Australian workplace safety startup SafetyCulture has raised $60 million in its Series C funding round, and founder Luke Anear says the company that started with two people in a garage is now thinking much, much bigger.
The latest funding round was led by New York investment firm Tiger Global Management, with previous investors also contributing, including Blackbird Ventures, Index Ventures, Morpheus Ventures and Atlassian co-founder Scott Farquhar. The raise values the startup at $440 million.
It follows SafetyCulture’s Series B funding in October 2016, when it secured $30 million. Anear tells StartupSmart that, even when the latest $60 million was secured, the startup still had $18 million of its Series B funds in the bank.
“The best kind of raise is when you don’t need it,” Anear says.
“But it’s also a case of thinking bigger.”
Anear points out that, globally, a vast majority of people have never heard of SafetyCulture, and “that is something we are going to change”.
This latest capital will be geared towards further developing the technology, growing the team and customer base, and “taking our products to the rest of the world”, Anear says.
SafetyCulture is also already investing in a team focused on the Internet of Things who researching the use of sensors to help customers collect additional data.

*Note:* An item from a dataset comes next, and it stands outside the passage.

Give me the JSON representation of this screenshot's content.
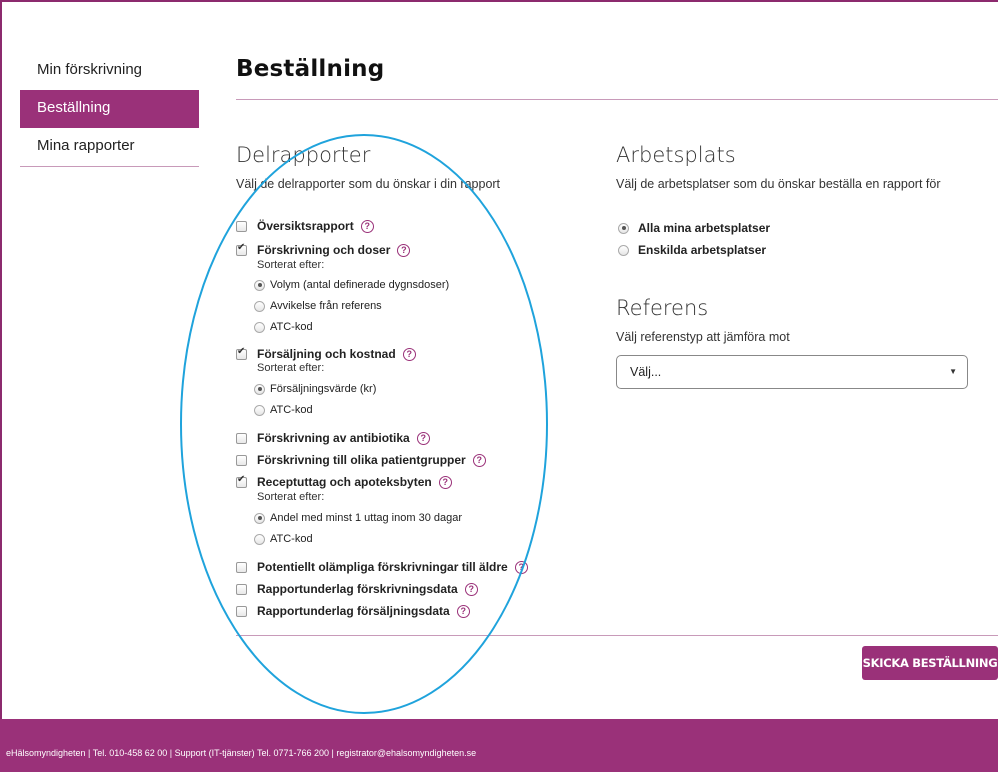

While the startup’s iAuditor app already collects 300 million audit responses per year, adding sensor-collected data to human-entered data can help clients to better understand “what’s working well, what’s not working well, and what to do about it”.
“We don’t believe in collecting more data for the sake of it. We want to focus on meaningful data that helps our customers run their businesses better,” says Anear.
He adds that it “feels like we’re just at the beginning of our journey”, and he plans to continue the fast growth of the SafetyCulture team. The company now employs 214 people, up from 85 employees 12 months ago, and Anear says that’s likely to double each year.
“That’s sustainable for us in terms of keeping a great culture,” he says.
And culture is an important point for SafetyCulture. Anear says the hardest part of the journey for him has been “growing personally at the rate of opportunity”.
“In the garage, we thought very differently [about] how to solve problems, [compared to] today when we have a significant amount of capital in the bank,” he says.
While he says the rate of growth and fundraising has been “surreal”, Anear says the SafetyCulture team is “here to solve a global problem, not just to build the next tech company”.
Anear says he would advise startups still at the beginning of their journey to “focus on getting traction as fast as you can”.
It’s much easier to create a free user-base first and then try to monetise that through additional paid products and services, than it is to build up a user base for an unproven paid model, he says.
“Getting customers to use the product validates the business model,” he says.
Traction leads to funding and growth, Anear says. And to get that traction you have to be “solving a problem that matters to people”.